Dans le texte de Stéphanie Bozonet, la durée du cartel fulgurant définit le sujet de travail : le souvenir-écran. Prenant appui sur Freud qui avait pointé le souvenir-écran comme le voile du fantasme, elle poursuit sa lecture avec Lacan pour rendre compte du réel en jeu. L’auteur illustre son propos aussi du côté du cinéma, avec Souvenirs de Marnie du réalisateur japonais Hiromasa Yonebayashi (2014).

Suivant le « flux » des objets pulsionnels, c’est la voix qui est mise à l’honneur avec le texte de Yannis Renaud sur le travail d’écriture de Pascal Dusapin. « Dans le flux continu, la formation des bords vient faire évènement », comme il le dit. Car il est question d’évènement de corps – le flux – que le compositeur traite par le biais de l’écriture. « Le lien est fait entre la lettre, le corps et la jouissance », comme le dit l’auteur. Puisant son inspiration dans un trauma de son enfance, Pascal Dusapin transforme l’évènement de corps en sinthome.

En prévision des prochaines Journées de l’Institut de l’Enfant, Déborah Allio s’attelle aux nouveaux symptômes des adolescents. Elle trace les contours de deux phénomènes contemporains. En premier lieu, les gadgets. « Le monde est de plus en plus peuplé de lathouses3 ». C’est le terme employé par Lacan qui condense l’aléthéia (vérité définie par les grecs comme ce qui rend évident l’être) et l’ousia (substance), toutes deux rejetées par la science. Plus touchés par ce phénomène que les adultes, (76 % contre 66 % dans d’autres tranches d’âge4), les adolescents du XXIe siècle révèlent la volonté de faire Un dans une communauté virtuelle. Avec les selfies, il s’agit d’attraper ce qui échappe à l’image5. Le corps est appareillé à ces objets hors corps, qui désormais en font partie intégrante, comme des organes. Autant de conséquences de « l’affaissement6 » du Nom-du-Père et du régime de la jouissance généralisée. En deuxième lieu, la grossesse répandue comme un phénomène de masse dans une classe de lycée, dernier cri lancé à l’époque de l’Autre qui n’existe pas.

Enfin, Rose-Paule Vinciguerra témoigne de sa première expérience de cartel, riche en conséquences, dont la plus spectaculaire fut l’arrêt de son analyse à l’IPA. Comme elle le dit précisément : « J’avais rencontré un dire qui fit évènement ». Les cartellisantes s’accrochent pour lire Les Formations de l’inconscient dans des photocopies volantes d’une version ronéotée, où les phrases ambiguës sollicitent l’exercice du français. Mais elles persistent, décidées à ne pas se laisser faire par ce discours qui leur échappe, bien qu’agalmatique. La différence est limpide avec tout autre groupe de travail : « l’invention de savoir était parfois au rendez-vous », comme nous le dit Rose-Paule Vinciguerra.
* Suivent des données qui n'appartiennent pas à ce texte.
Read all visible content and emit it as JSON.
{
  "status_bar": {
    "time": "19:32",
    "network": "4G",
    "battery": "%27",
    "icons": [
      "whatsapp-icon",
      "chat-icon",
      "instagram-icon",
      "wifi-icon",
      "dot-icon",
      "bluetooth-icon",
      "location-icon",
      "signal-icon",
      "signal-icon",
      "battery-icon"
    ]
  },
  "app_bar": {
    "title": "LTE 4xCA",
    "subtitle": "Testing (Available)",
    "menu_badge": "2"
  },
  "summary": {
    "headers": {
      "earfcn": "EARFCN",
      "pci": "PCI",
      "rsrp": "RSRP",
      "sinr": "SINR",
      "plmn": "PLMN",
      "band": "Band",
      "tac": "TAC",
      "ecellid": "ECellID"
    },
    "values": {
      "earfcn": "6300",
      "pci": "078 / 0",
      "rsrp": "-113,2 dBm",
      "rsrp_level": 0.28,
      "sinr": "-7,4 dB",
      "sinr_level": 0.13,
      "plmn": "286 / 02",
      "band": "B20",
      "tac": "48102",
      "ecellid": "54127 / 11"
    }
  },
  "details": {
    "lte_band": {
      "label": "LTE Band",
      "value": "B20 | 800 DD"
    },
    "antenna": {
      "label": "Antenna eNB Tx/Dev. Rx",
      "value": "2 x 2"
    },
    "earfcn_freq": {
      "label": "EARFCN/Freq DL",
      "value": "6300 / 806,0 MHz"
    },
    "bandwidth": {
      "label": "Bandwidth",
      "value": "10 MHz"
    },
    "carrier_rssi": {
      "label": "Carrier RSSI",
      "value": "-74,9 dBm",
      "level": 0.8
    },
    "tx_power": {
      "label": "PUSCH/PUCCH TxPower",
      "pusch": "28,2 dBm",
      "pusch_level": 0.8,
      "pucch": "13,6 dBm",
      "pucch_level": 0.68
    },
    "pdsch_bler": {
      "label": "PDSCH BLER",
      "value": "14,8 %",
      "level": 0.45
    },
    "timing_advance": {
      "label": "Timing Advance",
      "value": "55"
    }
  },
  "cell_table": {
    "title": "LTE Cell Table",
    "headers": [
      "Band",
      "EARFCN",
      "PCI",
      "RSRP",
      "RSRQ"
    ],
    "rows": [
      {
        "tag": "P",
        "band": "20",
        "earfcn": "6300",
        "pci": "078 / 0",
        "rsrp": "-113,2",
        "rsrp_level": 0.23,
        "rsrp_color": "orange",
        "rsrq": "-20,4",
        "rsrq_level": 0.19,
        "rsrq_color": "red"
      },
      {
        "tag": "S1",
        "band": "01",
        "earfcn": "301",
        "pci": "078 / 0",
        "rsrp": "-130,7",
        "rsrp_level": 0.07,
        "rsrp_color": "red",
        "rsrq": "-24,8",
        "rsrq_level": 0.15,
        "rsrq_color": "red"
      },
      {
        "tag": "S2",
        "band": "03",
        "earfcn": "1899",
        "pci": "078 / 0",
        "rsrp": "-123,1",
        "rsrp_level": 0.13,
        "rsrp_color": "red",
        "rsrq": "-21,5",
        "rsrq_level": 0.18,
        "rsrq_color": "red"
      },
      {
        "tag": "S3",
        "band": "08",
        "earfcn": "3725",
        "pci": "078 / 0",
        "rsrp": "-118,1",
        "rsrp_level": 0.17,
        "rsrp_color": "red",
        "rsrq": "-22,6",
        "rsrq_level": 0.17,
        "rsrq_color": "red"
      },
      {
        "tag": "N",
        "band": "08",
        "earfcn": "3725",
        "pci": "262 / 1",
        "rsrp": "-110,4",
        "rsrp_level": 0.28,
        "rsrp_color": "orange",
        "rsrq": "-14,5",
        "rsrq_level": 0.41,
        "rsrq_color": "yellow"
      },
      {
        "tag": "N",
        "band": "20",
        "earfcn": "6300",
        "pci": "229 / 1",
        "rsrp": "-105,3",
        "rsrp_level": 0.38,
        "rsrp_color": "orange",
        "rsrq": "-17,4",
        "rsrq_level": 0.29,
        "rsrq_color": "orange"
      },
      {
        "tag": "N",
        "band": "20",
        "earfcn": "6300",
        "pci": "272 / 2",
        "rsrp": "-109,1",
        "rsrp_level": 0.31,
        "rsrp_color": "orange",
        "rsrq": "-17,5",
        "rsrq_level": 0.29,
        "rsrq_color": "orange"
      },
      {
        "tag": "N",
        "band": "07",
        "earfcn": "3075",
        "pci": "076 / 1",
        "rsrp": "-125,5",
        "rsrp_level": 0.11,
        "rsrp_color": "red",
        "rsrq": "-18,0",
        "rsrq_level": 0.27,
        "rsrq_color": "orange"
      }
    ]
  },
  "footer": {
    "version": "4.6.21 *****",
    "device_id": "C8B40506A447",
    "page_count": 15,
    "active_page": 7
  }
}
Un numéro riche en effets de lecture, pour cette rencontre de Cartello et de l’Hebdo Blog !

1CF Miller J.-A., « Le cartel dans le monde », intervention à la journée des cartels du 8 octobre 1994 à l’ECF, transcrite par Catherine Bonningue, http://www.acfrhonealpes.fr/doc/JAM-le-cartel-dans-le-monde.pdf

2Lacan J., Le Séminaire, livre XVI, D’un Autre à l’autre, Seuil, 2006, p. 200.

3 Lacan J., Le Séminaire , livre XVII, L’envers de la psychanalyse, Paris, Seuil, 1991, p. 188.

4 Le journal des femmes, janvier 2017, consultable sur internet.

5 Laurent É., L’envers de la biopolitique, une écriture pour la jouissance, Paris, Navarin, 2016, p. 21.

6 Miller J.-A., « En direction de l’adolescence », Intervention de clôture à la 3e Journée de l’Institut de l’Enfant, 2015.